No, really. I despise it. When I’m in the kitchen—and I’m not too fond of that, either—I avoid eye contact with the sink, as if it were a petty rival. I’m aware, deeply aware, of its deficiencies, and instead of politely overlooking them, I sneer when they are displayed. “Piece of shit,” I say under my breath when I can’t fit my mixing bowl under the faucet for a decent rinse. I sigh with unconcealed impatience at the anemic stream from the hand-held sprayer.
The two little windows above the sink are shamefully inadequate. The sill outside is covered in mildew. The windows themselves are the kind that crank in and out, the kind that get stuck when I forget and open them more than six inches when I’m desperate for fresh air, for space, for something my eyes can safely settle upon. The biggest flaw with the windows is that they face north. Looking out of them is like reading with a dim bulb: my eyes alternately squint and widen in an effort to conserve and, at the same time, capture more light, a commodity which is in short supply in this land of grey and shrinking skies.

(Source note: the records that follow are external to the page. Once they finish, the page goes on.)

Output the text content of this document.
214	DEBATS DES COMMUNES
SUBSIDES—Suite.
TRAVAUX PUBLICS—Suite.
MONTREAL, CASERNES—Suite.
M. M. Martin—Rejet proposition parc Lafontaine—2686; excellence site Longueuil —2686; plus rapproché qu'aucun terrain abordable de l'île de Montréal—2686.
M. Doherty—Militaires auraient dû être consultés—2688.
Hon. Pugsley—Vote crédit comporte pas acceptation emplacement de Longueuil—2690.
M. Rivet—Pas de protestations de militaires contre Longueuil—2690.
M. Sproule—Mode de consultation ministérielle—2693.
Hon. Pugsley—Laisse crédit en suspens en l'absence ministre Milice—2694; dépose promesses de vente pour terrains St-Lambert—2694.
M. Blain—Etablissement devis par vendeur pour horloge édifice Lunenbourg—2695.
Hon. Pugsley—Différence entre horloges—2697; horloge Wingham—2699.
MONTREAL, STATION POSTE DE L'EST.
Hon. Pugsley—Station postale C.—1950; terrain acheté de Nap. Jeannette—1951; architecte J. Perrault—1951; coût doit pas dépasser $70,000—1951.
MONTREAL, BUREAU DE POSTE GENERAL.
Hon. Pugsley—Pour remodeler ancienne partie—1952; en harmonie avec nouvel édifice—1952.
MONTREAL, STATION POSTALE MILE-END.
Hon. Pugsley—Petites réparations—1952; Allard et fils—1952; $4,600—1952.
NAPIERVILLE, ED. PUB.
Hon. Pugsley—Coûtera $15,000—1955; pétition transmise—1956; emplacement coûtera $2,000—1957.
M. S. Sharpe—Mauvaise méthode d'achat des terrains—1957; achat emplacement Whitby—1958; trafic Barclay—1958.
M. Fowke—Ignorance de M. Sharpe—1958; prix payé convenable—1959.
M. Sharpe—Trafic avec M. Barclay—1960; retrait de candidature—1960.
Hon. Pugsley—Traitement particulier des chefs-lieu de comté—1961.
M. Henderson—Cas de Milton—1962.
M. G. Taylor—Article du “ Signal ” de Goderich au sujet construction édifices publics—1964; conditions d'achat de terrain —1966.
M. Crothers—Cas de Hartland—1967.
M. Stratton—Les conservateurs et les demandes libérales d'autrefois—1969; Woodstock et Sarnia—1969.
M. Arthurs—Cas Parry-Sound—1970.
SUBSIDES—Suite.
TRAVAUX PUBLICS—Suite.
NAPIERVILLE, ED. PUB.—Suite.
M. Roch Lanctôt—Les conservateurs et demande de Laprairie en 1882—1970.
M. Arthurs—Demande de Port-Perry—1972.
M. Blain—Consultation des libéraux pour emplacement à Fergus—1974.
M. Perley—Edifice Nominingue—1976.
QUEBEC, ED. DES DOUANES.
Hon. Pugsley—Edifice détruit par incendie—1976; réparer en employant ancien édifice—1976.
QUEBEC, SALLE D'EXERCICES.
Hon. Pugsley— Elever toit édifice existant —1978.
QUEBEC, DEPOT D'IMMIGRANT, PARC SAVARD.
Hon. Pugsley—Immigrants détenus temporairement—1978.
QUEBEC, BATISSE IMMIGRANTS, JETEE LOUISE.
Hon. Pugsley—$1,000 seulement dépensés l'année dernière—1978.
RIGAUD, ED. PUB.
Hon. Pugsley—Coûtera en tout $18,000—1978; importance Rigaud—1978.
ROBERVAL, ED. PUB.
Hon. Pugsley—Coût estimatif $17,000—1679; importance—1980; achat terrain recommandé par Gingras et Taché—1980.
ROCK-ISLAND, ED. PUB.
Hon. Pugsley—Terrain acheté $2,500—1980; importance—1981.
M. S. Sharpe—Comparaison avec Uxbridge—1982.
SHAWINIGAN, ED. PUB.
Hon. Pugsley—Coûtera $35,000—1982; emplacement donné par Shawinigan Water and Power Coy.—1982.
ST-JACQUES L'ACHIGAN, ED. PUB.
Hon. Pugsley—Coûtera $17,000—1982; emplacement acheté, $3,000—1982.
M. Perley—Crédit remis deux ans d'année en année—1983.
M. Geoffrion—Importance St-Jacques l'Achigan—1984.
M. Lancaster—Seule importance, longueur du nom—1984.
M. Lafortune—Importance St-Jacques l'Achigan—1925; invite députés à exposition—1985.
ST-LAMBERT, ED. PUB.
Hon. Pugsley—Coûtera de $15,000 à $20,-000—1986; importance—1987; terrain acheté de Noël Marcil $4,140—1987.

When people come over, they’re not immediately horrified by the dark hole of my kitchen with its offending sink. “Oh, what a nice place this is,” they say, as they take in the wide planks of pine on the floor, the fireplace and the built-in bookcases. They don’t see what I see, and they have no concept at all of what desolation there is in what I don’t see every time I step into this room.
My reaction might seem just a tad over the top. I know my reaction is over the top. But knowing that doesn’t help me at all. This isn’t really about the sink, of course. The real problem is that I can’t see the horizon.
Montana, where we used to live, is defined not by its boundaries but by the lack of them. We measured distances by mountain range, and we were so much more aware of the four cardinal directions—north, south, east, west—because there was just so much more of each one. West was never just “that way.”
For me, standing in my house, west was the pasture outside our living room windows where one spring, before the snow melted in the mountains, a moose gave birth to twins in the dry bed of the irrigation ditch. Farther west, the pasture stretched past our property line and ranged across the flat of the plain, interrupted only by cottonwood trees lined up single file along the sparse network of roads and ditches. Even farther west, the land lifted and plunged like the sea: green, brown or white, depending on the season, lapping up against the Absaroka Mountains and spilling beyond. Whole towns were hidden down in the troughs of the hills, which rolled on to the Gallatin Range. The city of Bozeman lay behind this, and more mountains. Finally, the western sun set after its long trip and hung suspended at the last moment for encore after encore of radiant sky. With a horizon like that, the only obstacles were the limits of my own imagination.